17. A non-transitory computer-readable storage medium, wherein the non-transitory computer-readable storage medium stores a computer program, which when executed by a processor causes the processor to:

obtain first question data used to perform authenticity evaluation on a target model, and input the first question data to the target model to obtain a first response result corresponding to the first question data;

extract a named entity comprised in the first question data, and construct second question data based on the named entity and the first question data, wherein the second question data is used to trigger the target model to output an analysis basis and a result for the first question data;

input the second question data to the target model to obtain a model prediction result corresponding to the second question data, wherein the model prediction result comprises analysis basis information obtained by analyzing the first question data and a second response result corresponding to the first question data; and

determine an authenticity evaluation result of the target model based on the first response result and the model prediction result.

18. The non-transitory computer-readable storage medium according to claim 17, wherein the processor being caused to construct the second question data based on the named entity and the first question data comprises being caused to:

obtain a preset question template; and

replace corresponding to-be-replaced elements in the question template with the named entity and the first question data, and construct the second question data based on a replaced question template, wherein the second question data comprises: please introduce each named entity comprised in the first question data, analyze the first question data, provide an analysis basis, and give an answer to the first question data.

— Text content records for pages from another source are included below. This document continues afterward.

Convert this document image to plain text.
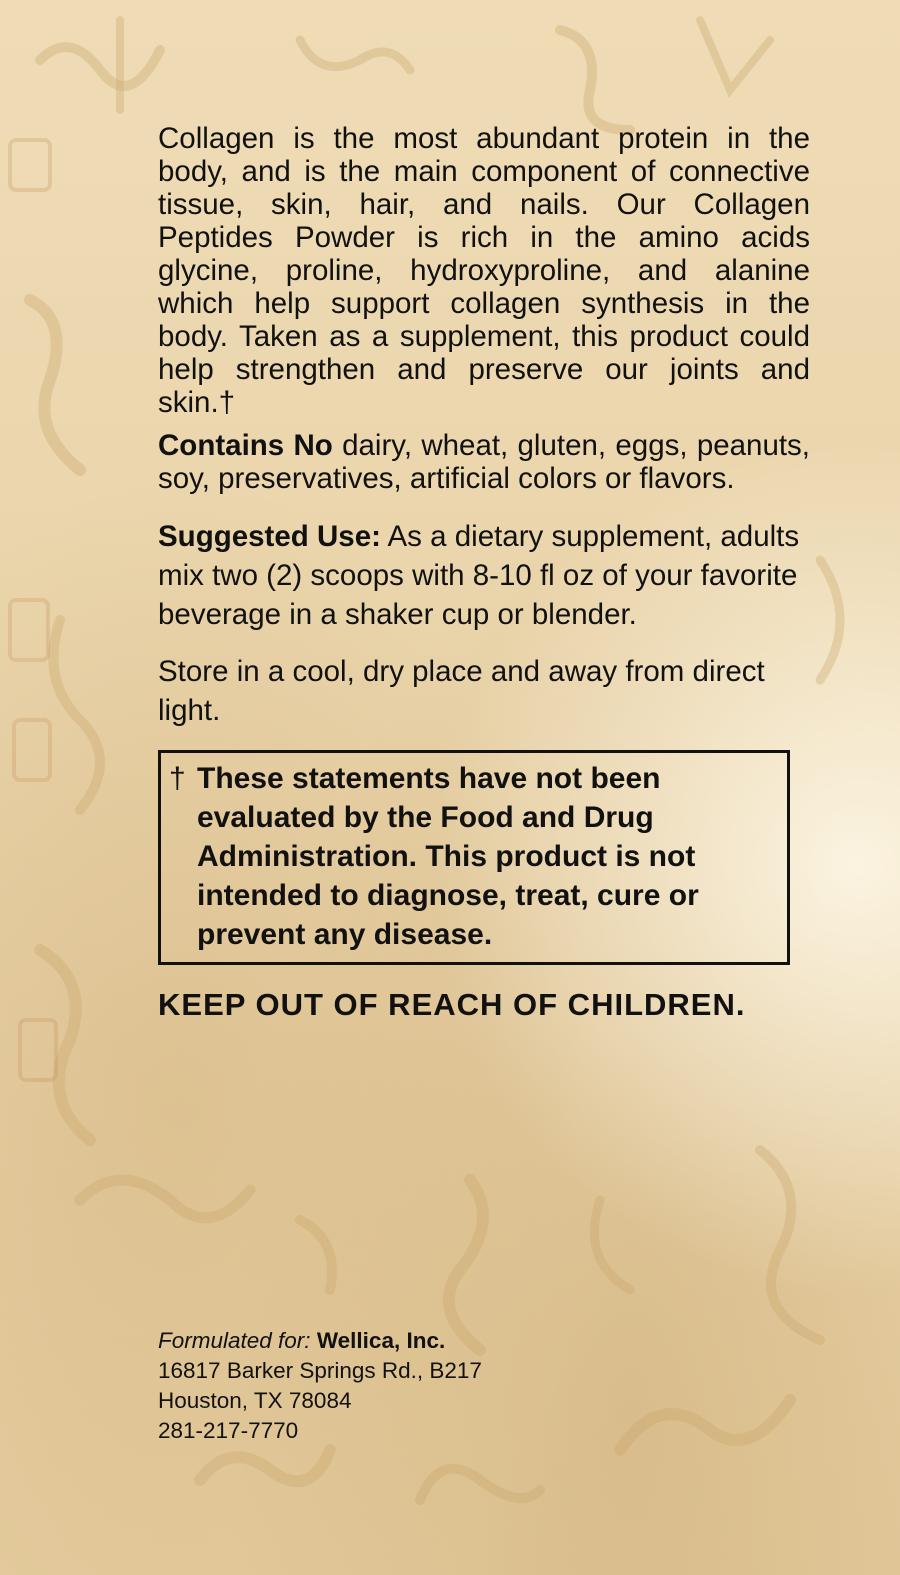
Collagen is the most abundant protein in the body, and is the main component of connective tissue, skin, hair, and nails. Our Collagen Peptides Powder is rich in the amino acids glycine, proline, hydroxyproline, and alanine which help support collagen synthesis in the body. Taken as a supplement, this product could help strengthen and preserve our joints and skin.†

Contains No dairy, wheat, gluten, eggs, peanuts, soy, preservatives, artificial colors or flavors.

Suggested Use: As a dietary supplement, adults mix two (2) scoops with 8-10 fl oz of your favorite beverage in a shaker cup or blender.

Store in a cool, dry place and away from direct light.

† These statements have not been evaluated by the Food and Drug Administration. This product is not intended to diagnose, treat, cure or prevent any disease.
KEEP OUT OF REACH OF CHILDREN.
Formulated for: Wellica, Inc.
16817 Barker Springs Rd., B217
Houston, TX 78084
281-217-7770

19. The non-transitory computer-readable storage medium according to claim 17, wherein the processor being caused to determine the authenticity evaluation result of the target model based on the first response result and the model prediction result comprises being caused to:

perform splitting processing on text data comprised in the model prediction result to obtain one or more pieces of different split text data;

input each piece of split text data to a pre-trained classification model to obtain a category to which the piece of split text data belongs, wherein the category comprises analysis basis information and a response result corresponding to question data;

determine, based on the category to which each piece of split text data belongs, the analysis basis information and the second response result that are comprised in the model prediction result; and

determine the authenticity evaluation result of the target model based on the first response result, the analysis basis information, and the second response result.

20. The non-transitory computer-readable storage medium according to claim 19, wherein the processor being caused to perform the splitting processing on text data comprised in the model prediction result to obtain one or more pieces of different split text data comprises being caused to:

perform splitting processing on the text data comprised in the model prediction result based on a position in which a punctuation mark is located and/or a position in which a preset line break is located, to obtain one or more pieces of different split text data.